The National Petroleum Council — a group of industry officials, consultants and academics that advises the government — puts oil resources at 274 billion barrels, including 100 billion in the Arctic and 60 billion in the waters off the lower 48 states. Onshore, applying fracking and horizontal drilling to shale oil already has already stimulated a boom in North Dakota; Texas and California have similar formations. Meanwhile, U.S. oil use — reflecting high prices, more fuel-efficient cars and a weak economy — is falling. Finally, oil from Canadian “tar sands” (whose natural market is the United States) is estimated at 300 billion barrels.
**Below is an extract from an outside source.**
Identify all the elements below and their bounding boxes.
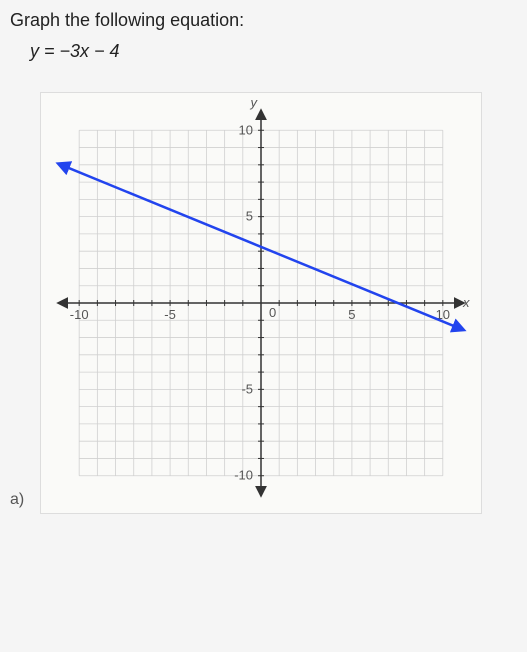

Here are the ingredients for greater security. Getting to Nixon’s no net imports is not necessary if most imports come from Canada and other friendly countries. The true foolishness of Obama’s rejection of the Keystone XL pipeline was to encourage Canada to look elsewhere to sell its surplus oil.
Promoting production also involves jobs. Aside from hiring more geologists and roustabouts, energy investment creates demand for ancillary manufacturers. Low natural gas prices will promote “the re-industrialization of America” by favoring U.S. locations for petrochemical plants (gas is a feedstock) and industries with high-energy costs, says a study by Citigroup. A Wall Street Journal headline about the steel industry affirms the point: “Natural-Gas Boom Begets Low Prices for Fuel, Strong Demand for Piping.”
Until now, greater production has resulted mainly from private decisions. To continue, it needs more public support because many fields are on public lands and other projects require government permits. Obama has spent much of his first term attacking oil companies and praising wind and solar energy, which supply 1.2 percent and 0.1 percent of America’s primary energy and have almost nothing to do with oil use.
Obama counters we can’t drill our way out of dependence. True. We also need to restrain demand; the administration’s higher vehicle fuel-efficiency standards are one possibility.
The administration is relaxing its hostility toward oil, says Frank Verrastro of the Center for Strategic and International Studies. Maybe. But environmental purity and energy practicality are at odds. Fracking is controversial. Even with safeguards, more drilling will mean more environmental side effects. Deepwater Horizon was one reminder; a recent gas leak on a North Sea platform is another. How Obama and his opponent balance these goals will be a major campaign focus. It should be.